Our colleagues at the Wildlife Trust manage most of our early years education but the Rangers still get involved in Special Education (for those who need extra attention) and Further Education for university and college students up to PhD level. In the past we have had a PhD student from UEA to study nightingales and several MScs from Reading who looked at invertebrates and small mammals.
Last year we hosted an MSc student from Cranfield University who mapped the hydrology of the pits that are still in the quarry but will eventually come into the extension. Just this week, Ray Matthews and I welcomed more MSc students from Cranfield who wanted to look at how you might measure success in restoration projects.
On the surface, this sounds like a really simple question! Answer: If the site is better than before you intervened, success! But the students were keen to find out how we arrived at targets for restoration. They asked us what would happen if we just let everything grow and let nature take its course. This would be a more sustainable approach surely? I guessed that it would be the right approach if we had a whole county to play with but with small reserves we have to select which habitats we want to preserve, or even create.
In the UK we have had about 7,000 years of man's interference in the landscape. Settlers introduced animals, plants, farms, towns, motorways, drive-ins and bowling alleys so that today, the only "natural" site that I know of is Wistman's Wood in Devon. Here the stunted and wind-planed trees grow in a rocky outcrop that has always prevented grazing animals from modifying the habitat.
For our examples of restoration, we looked at two areas that had been quarried but restored in entirely different ways.

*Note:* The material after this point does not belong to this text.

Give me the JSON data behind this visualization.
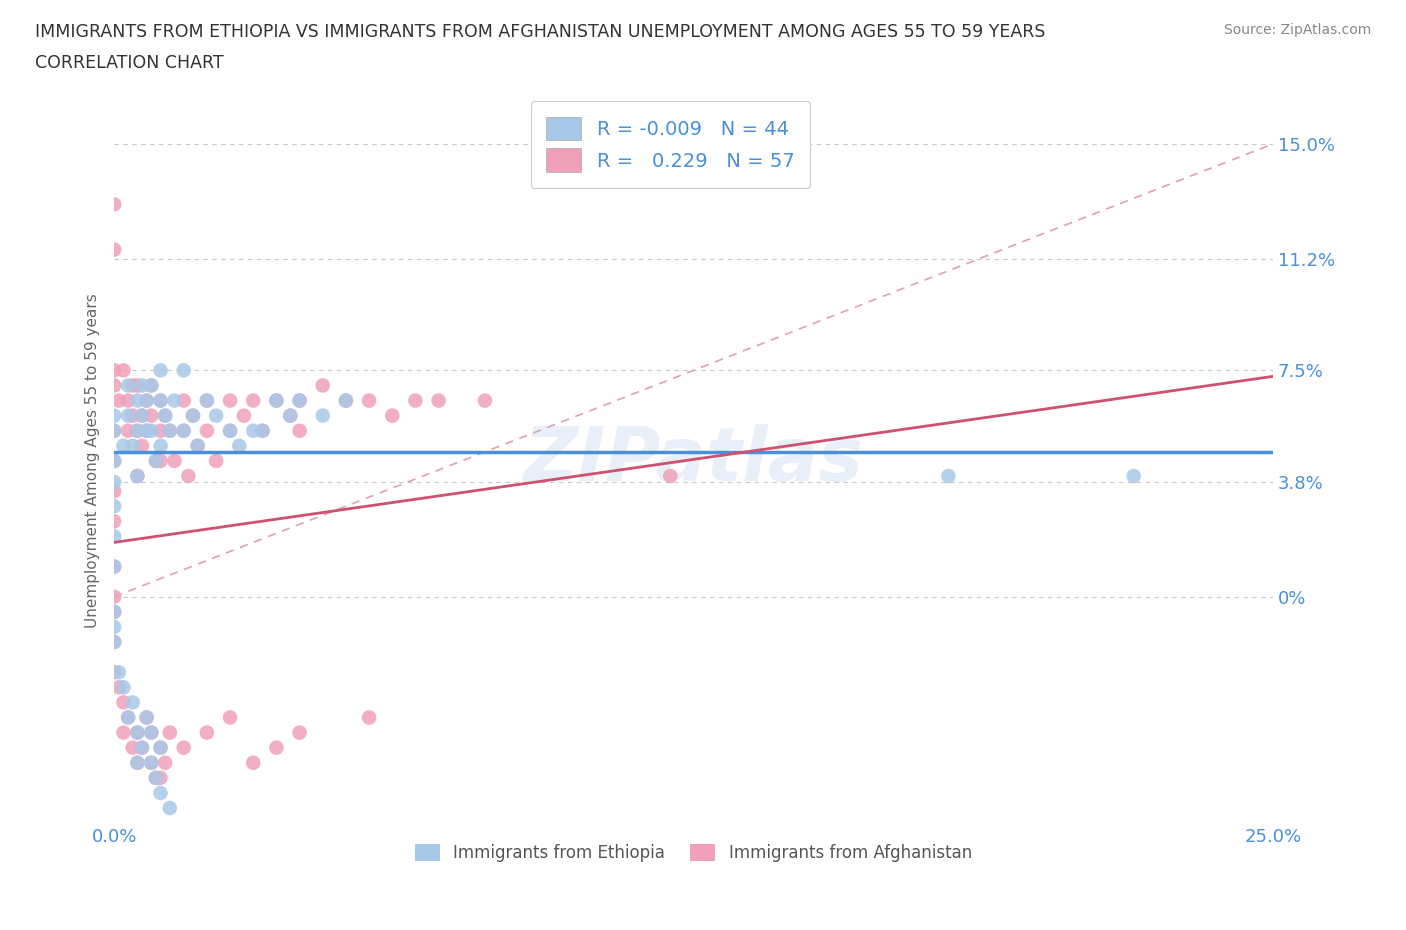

1. The meadow by the visitors' centre looks like a "proper" bit of rural Cambridgeshire. It is now a classic hay meadow, but you have to remember that the whole thing is now 6 feet lower than it was because of gravel extraction. At the wet edges we constantly have to fight back encroachment by willows and we have to cut the hay and have it grazed by cattle every year. The measure of our success is the fact that people do not realise that we made the meadow. They think that all the orchids, flowers and butterflies we have there just happened.
2. The woods along the Haul Road (including Rory's Wood) have grown tall and the lower levels have been shaded out so that there is no understory. By felling trees selectively, we have let the light in and created a jumble of rotting logs that are rich in fungi and invertebrates. We will measure our success there by counting the lost birds that re-colonise the wood. In Rory's Wood, for example, we have seen nightingales and turtle doves return, as well as more common birds like willow warblers.
We were asked some really interesting questions about how people use the area and about how our work might increase the utility of the area for people. The examples I could think of were gathering black-berries and wild strawberries, and fungi. We do not provide firewood because we prefer to see the wood rot where it stands. Another question asked if the site was used by religious groups or if we had spots of cultural significance such as sacred groves, standing stones, old chapels etc. I wish we had!
Both Ray and I have teaching backgrounds (I was a primary school teacher and he was a University Professor) and we still get a kick out of teaching. It's a rewarding thing to do and quite an honour, in my view. The students often challenge my opinions and prejudices and make me stand outside myself. That can't be a bad thing.
Thanks to Dr Jenny Mant for bringing her students to visit us. Let's do it again next year.
Meanwhile, it would be nice if more students chose some aspect of the Reserve for their final thesis. There's so much more that we need to know about how nature works.